Sergey Lunin e sua esposa, Aliona Dobrovolskaya, no apartamento deles emBlagoveschensk. Foto: Davide Monteleone/The New York Times

Quando o presidente Vladimir Putin iniciou um programa para ceder terrenos em regiões remotas do Extremo Oriente Russo, quatro anos atrás, a ideia era atrair colonos jovens e determinados para uma área vasta e quase despovoada em uma espécie de versão eslávica da promessa da Lei da Propriedade Rural americana, de 1862, que prometia 65 hectares aos colonos.

Em vez disso, ao menos nesse terreno perto da fronteira com a China, o programa do Kremlin atraiu Lunin, que se declara anarquista - embora insista, “não sou um idiota que defende a violência” - e sempre viveu como uma mosca na sopa do governo. Antes de se inscrever como pioneiro para o desenvolvimento do terreno vazio, ele foi editor do já extinto jornal Dissidente; passou algum tempo em uma prisão soviética, acusado de “parasitismo”; e trabalhou como freelancer de consultoria política, especializado em criar casos.

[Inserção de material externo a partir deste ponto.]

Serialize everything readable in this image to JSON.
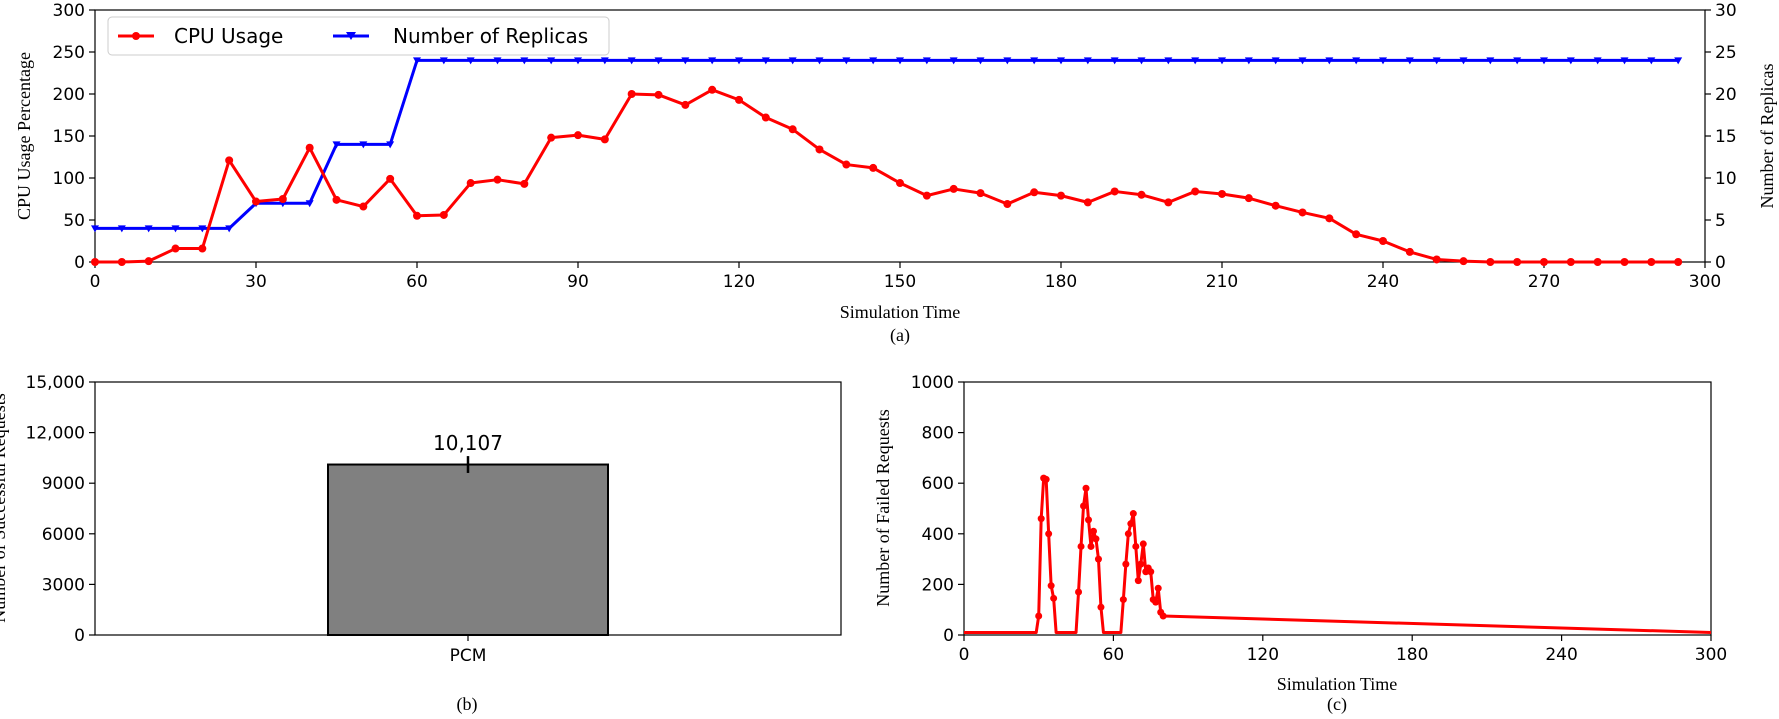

O fato de alguém como Lunin se interessar pelo programa de assentamentos do Kremlin - e ser aceito nele - é indicação do quanto, nas regiões mais remotas da Rússia, as rígidas barreiras políticas que definem a política de Moscou e de outras cidades do ocidente do país, ao estilo “se não está comigo, está contra mim”, podem ser rapidamente dissolvida.

Como no Velho Oeste americano, o Extremo Oriente Russo sempre foi uma terra distinta. Isso é verdadeiro não somente por causa da distância em relação à capital, mas também pela autoimagem de paraíso de relativa liberdade, um lugar para exilados e dissidentes, idealistas e excêntricos de todo o tipo.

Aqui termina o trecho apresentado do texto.